J'ai vu deux fois Elle et lui. La première fois, je trouvai le traitement de l'histoire plus fin que la seconde version, le jeu des acteurs plus nuancé. Lors du second visionnage, eh bien... j'ai peut-être changé, ou bien le romanesque ne me sied plus: j'ai trouvé l'ensemble plus démodé qu'intemporel. L'ensemble manque un peu de rythme - malgré que ce soit un mélodrame, le tempo y est un peu long. La religion est trop présente - la scène de l'oratoire à Madère est presque risible, les prêtres paternalistes sont agaçants. La peinture de Michel est d'un style pompier difficilement appréciable aujourd'hui. Enfin, on ne croit plus vraiment au côté Casanova qui tombe amoureux d'une femme lui résistant vaguement. Quid des acteurs?
Charles Boyer, avec son délicieux accent français, est tout à fait dans son personnage: léger, puis grave, libertin, puis responsable. Le voir en pantalon de peintre en bâtiment est absolument réjouissant! Quand à Irene Dunne, que j'adore dans Cette sacrée vérité, je l'ai trouvée moins, disons, naturelle en Terry McKay. Une certaine raideur dans son jeu la fait paraître plus froide qu'il n'y parait. Son aisance du rythme dans le film précédemment cité ne se retrouve pas ici. Elle reste une actrice de premier plan, silhouette élancée, visage net, gestes gracieux, mais elle ne parvient pas à m'émouvoir avant la scène finale des retrouvailles. En plus, les cheveux relevés, ça ne lui va pas. Je la préfère dans un autre mélodrame, terrible celui-ci, la Chanson du passé, où elle retrouve son partenaire de Cette sacrée vérité, un certain Cary Grant.

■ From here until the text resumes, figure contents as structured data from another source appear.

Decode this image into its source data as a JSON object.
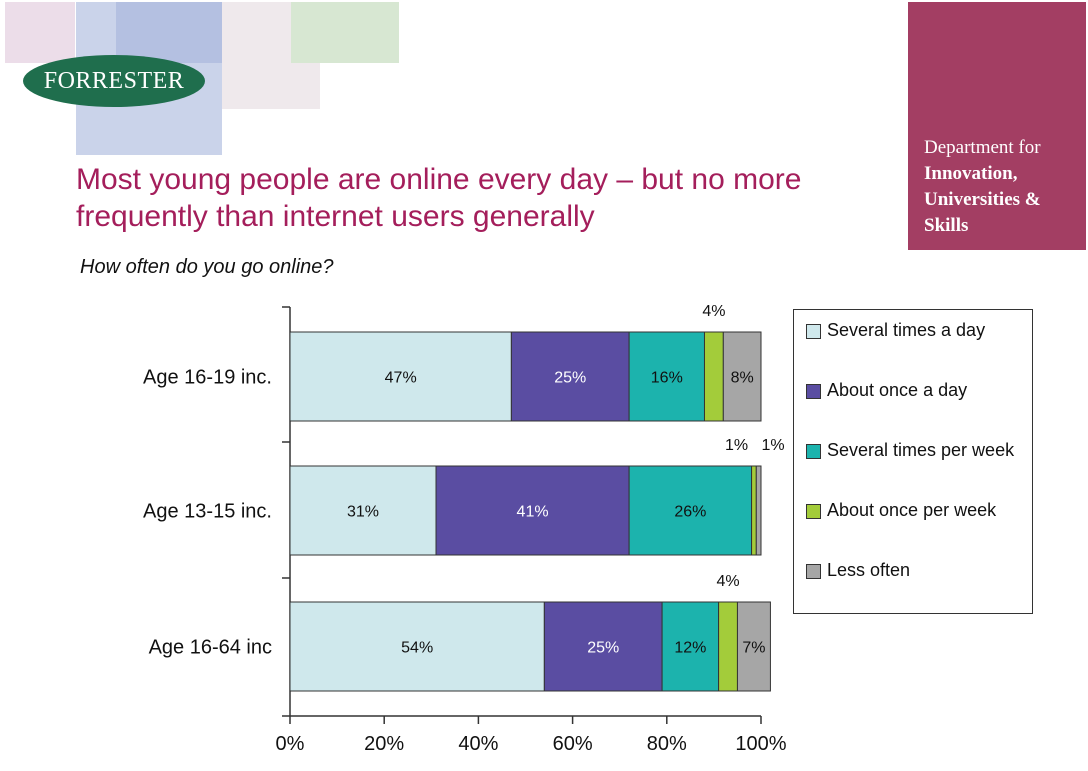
{
  "logo": {
    "text": "FORRESTER"
  },
  "department": {
    "line1": "Department for",
    "line2": "Innovation,",
    "line3": "Universities &",
    "line4": "Skills"
  },
  "title": "Most young people are online every day – but no more frequently than internet users generally",
  "subtitle": "How often do you go online?",
  "colors": {
    "several_times_a_day": "#cfe8ec",
    "about_once_a_day": "#5a4da2",
    "several_times_per_week": "#1cb3ad",
    "about_once_per_week": "#a3cc3a",
    "less_often": "#a6a6a6",
    "title": "#a41e5b",
    "department_bg": "#a33e63",
    "logo_bg": "#1f6e4d"
  },
  "chart_data": {
    "type": "bar",
    "orientation": "horizontal",
    "stacked": true,
    "categories": [
      "Age 16-19 inc.",
      "Age 13-15 inc.",
      "Age 16-64 inc"
    ],
    "series": [
      {
        "name": "Several times a day",
        "values": [
          47,
          31,
          54
        ],
        "labels": [
          "47%",
          "31%",
          "54%"
        ]
      },
      {
        "name": "About once a day",
        "values": [
          25,
          41,
          25
        ],
        "labels": [
          "25%",
          "41%",
          "25%"
        ]
      },
      {
        "name": "Several times per week",
        "values": [
          16,
          26,
          12
        ],
        "labels": [
          "16%",
          "26%",
          "12%"
        ]
      },
      {
        "name": "About once per week",
        "values": [
          4,
          1,
          4
        ],
        "labels": [
          "4%",
          "1%",
          "4%"
        ]
      },
      {
        "name": "Less often",
        "values": [
          8,
          1,
          7
        ],
        "labels": [
          "8%",
          "1%",
          "7%"
        ]
      }
    ],
    "x_ticks": [
      "0%",
      "20%",
      "40%",
      "60%",
      "80%",
      "100%"
    ],
    "xlim": [
      0,
      100
    ],
    "legend": "right"
  }
}
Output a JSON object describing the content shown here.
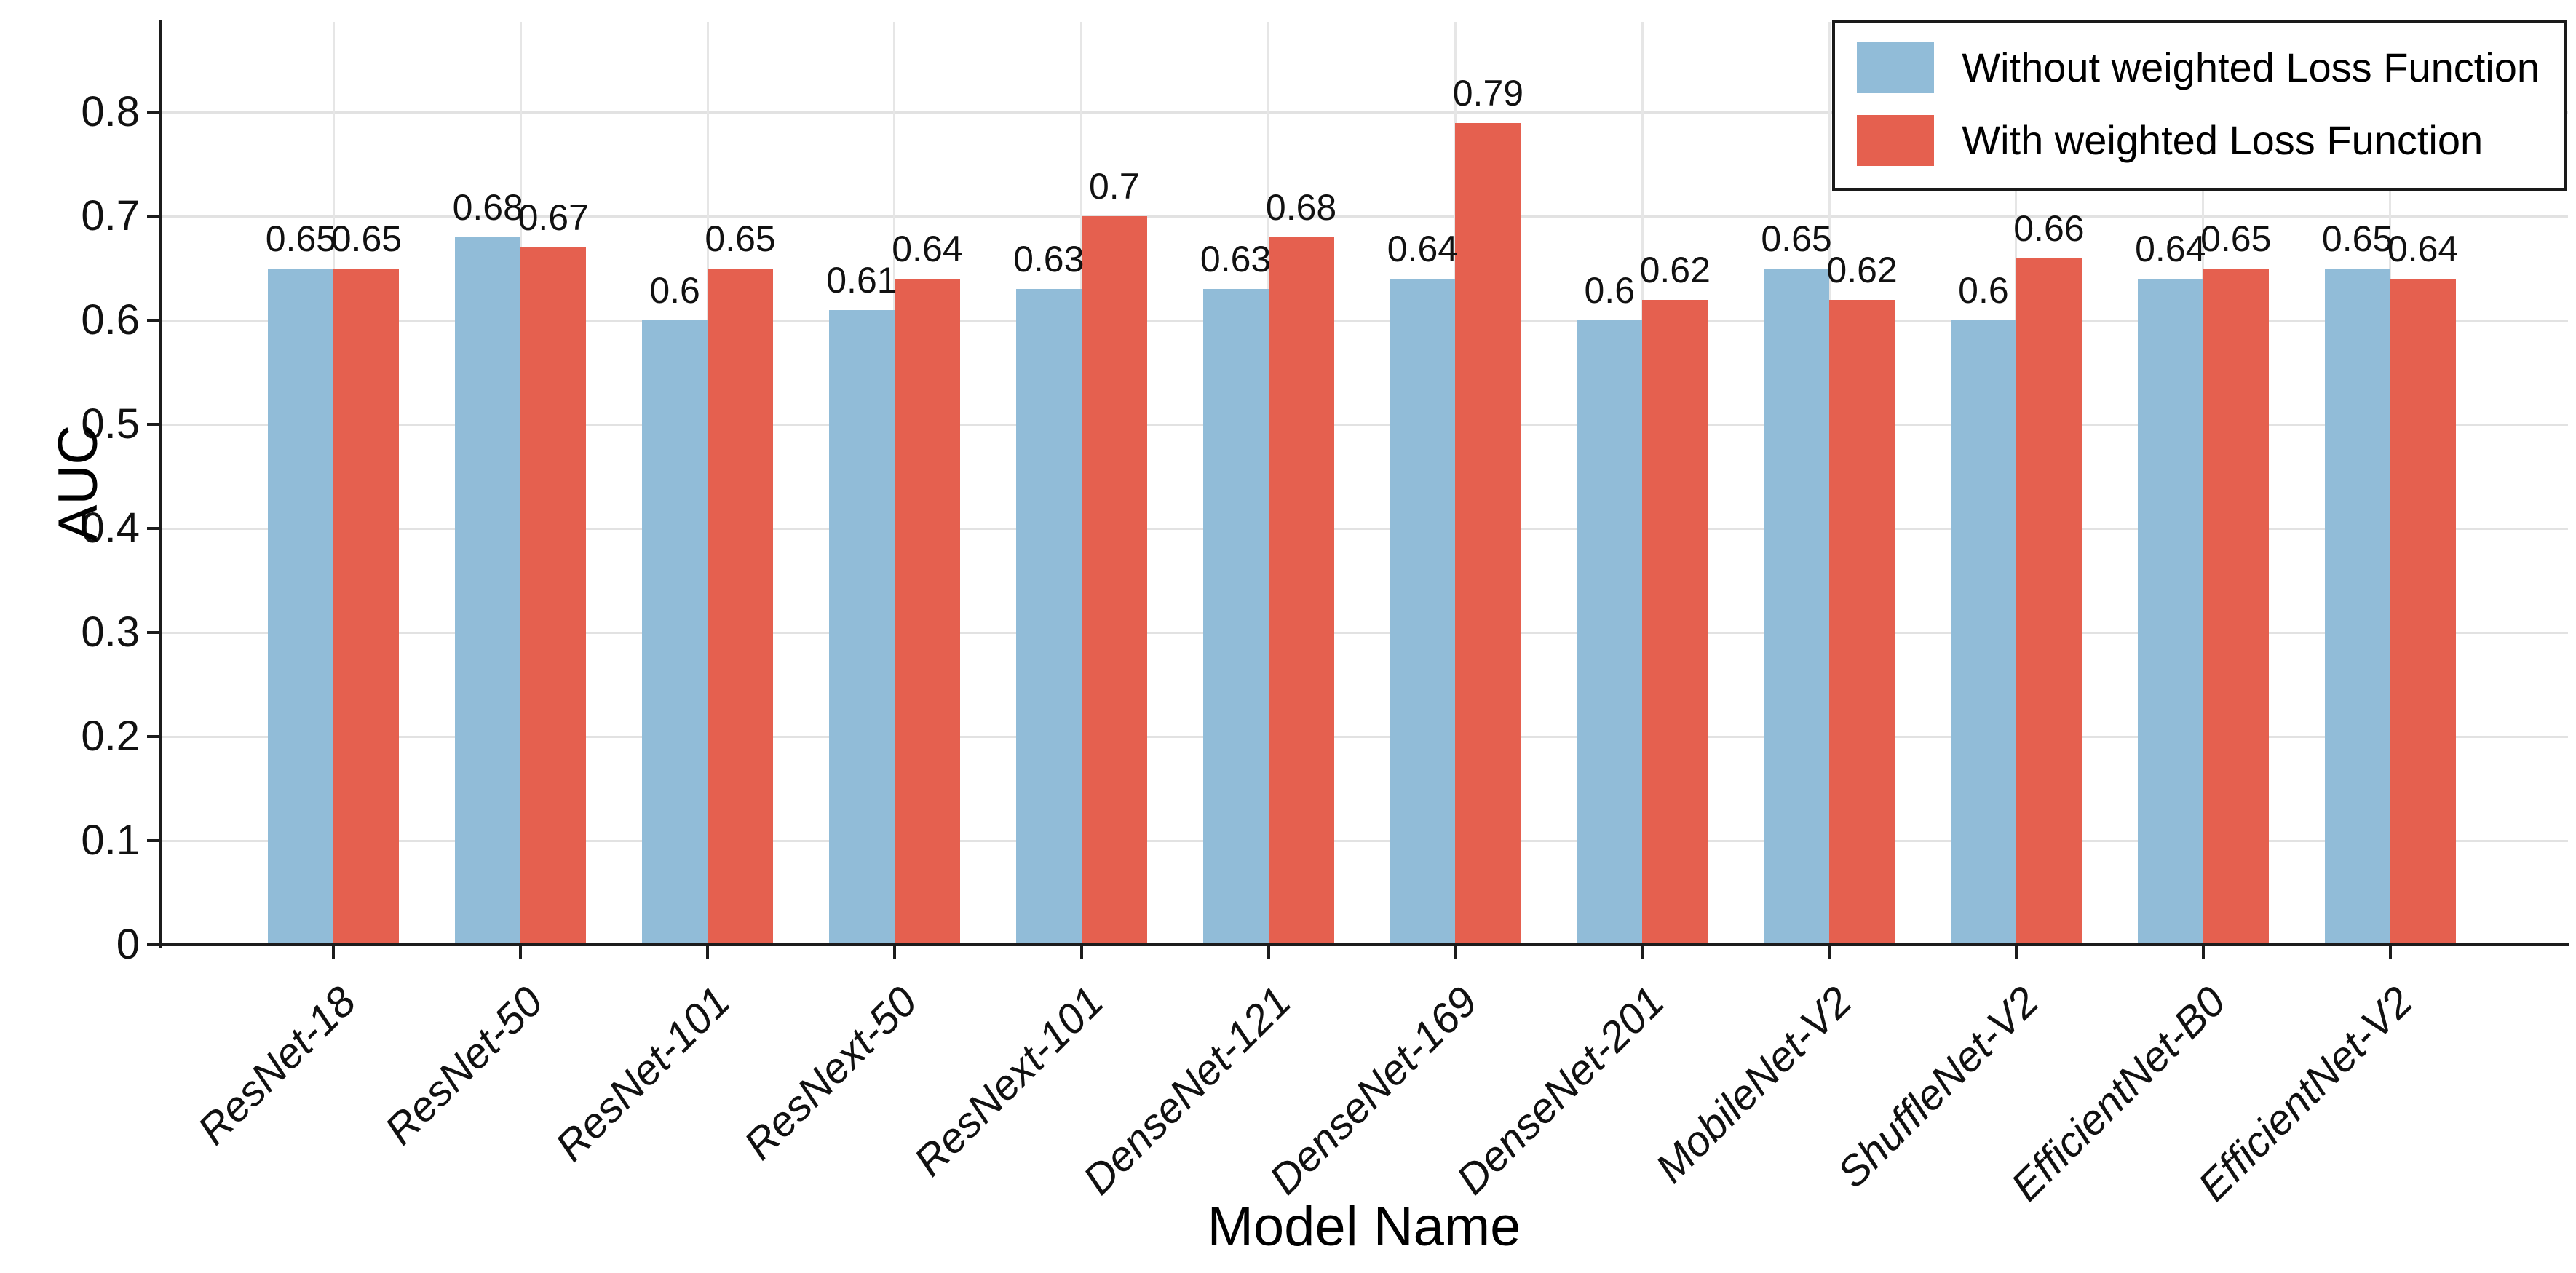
{
  "chart_data": {
    "type": "bar",
    "title": "",
    "xlabel": "Model Name",
    "ylabel": "AUC",
    "categories": [
      "ResNet-18",
      "ResNet-50",
      "ResNet-101",
      "ResNext-50",
      "ResNext-101",
      "DenseNet-121",
      "DenseNet-169",
      "DenseNet-201",
      "MobileNet-V2",
      "ShuffleNet-V2",
      "EfficientNet-B0",
      "EfficientNet-V2"
    ],
    "series": [
      {
        "name": "Without weighted Loss Function",
        "color": "#91BCD8",
        "values": [
          0.65,
          0.68,
          0.6,
          0.61,
          0.63,
          0.63,
          0.64,
          0.6,
          0.65,
          0.6,
          0.64,
          0.65
        ]
      },
      {
        "name": "With weighted Loss Function",
        "color": "#E5604F",
        "values": [
          0.65,
          0.67,
          0.65,
          0.64,
          0.7,
          0.68,
          0.79,
          0.62,
          0.62,
          0.66,
          0.65,
          0.64
        ]
      }
    ],
    "value_labels": [
      "0.65",
      "0.68",
      "0.6",
      "0.61",
      "0.63",
      "0.63",
      "0.64",
      "0.6",
      "0.65",
      "0.6",
      "0.64",
      "0.65",
      "0.65",
      "0.67",
      "0.65",
      "0.64",
      "0.7",
      "0.68",
      "0.79",
      "0.62",
      "0.62",
      "0.66",
      "0.65",
      "0.64"
    ],
    "ytick_values": [
      0,
      0.1,
      0.2,
      0.3,
      0.4,
      0.5,
      0.6,
      0.7,
      0.8
    ],
    "ytick_labels": [
      "0",
      "0.1",
      "0.2",
      "0.3",
      "0.4",
      "0.5",
      "0.6",
      "0.7",
      "0.8"
    ],
    "ylim": [
      0,
      0.887
    ],
    "grid": true,
    "legend_position": "upper right",
    "colors": {
      "grid": "#e2e2e2",
      "axis": "#1c1c1c",
      "text": "#111111"
    }
  }
}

Finalement, ce sont les seconds rôles que j'ai préférés: Lee Bowman, dans le rôle du fiancé sacrifié de Terry, qui reste avec elle dans ses malheurs, puis s'efface avec une élégance sans équivalent; et Maria Ouspenskaya, actrice russe, membre fondateur du Théâtre d'art de Moscou, gloire de Broadway dans les années 20, et qui finit sa carrière en incarnant les grands-mères d'à peu près toute la galaxie hollywoodienne. Dans Elle et lui, elle est celle de Michel, un délicieuse petite veuve vivant retirée à Madère. On peut plaisamment ajouter que Boyer a un accent français, Ouspenskaya un accent russe, et Dunne... un accent distingué; oui, à cette époque, les actrices américaines n'avaient pas cet accent nasal de Donald Duck. C'est d'autant plus agréable à entendre. Bon film!
ELLE ET LUI (LOVE AFFAIR)
RKO, 1939
Réalisation: Leo McCarey
Photographie: Rudolph Maté
Distribution: Irene Dunne (Terry McKay), Charles Boyer (Michel Marnay), Maria Ouspenskaya (Janou), Lee Bowman (Kenneth Bradley)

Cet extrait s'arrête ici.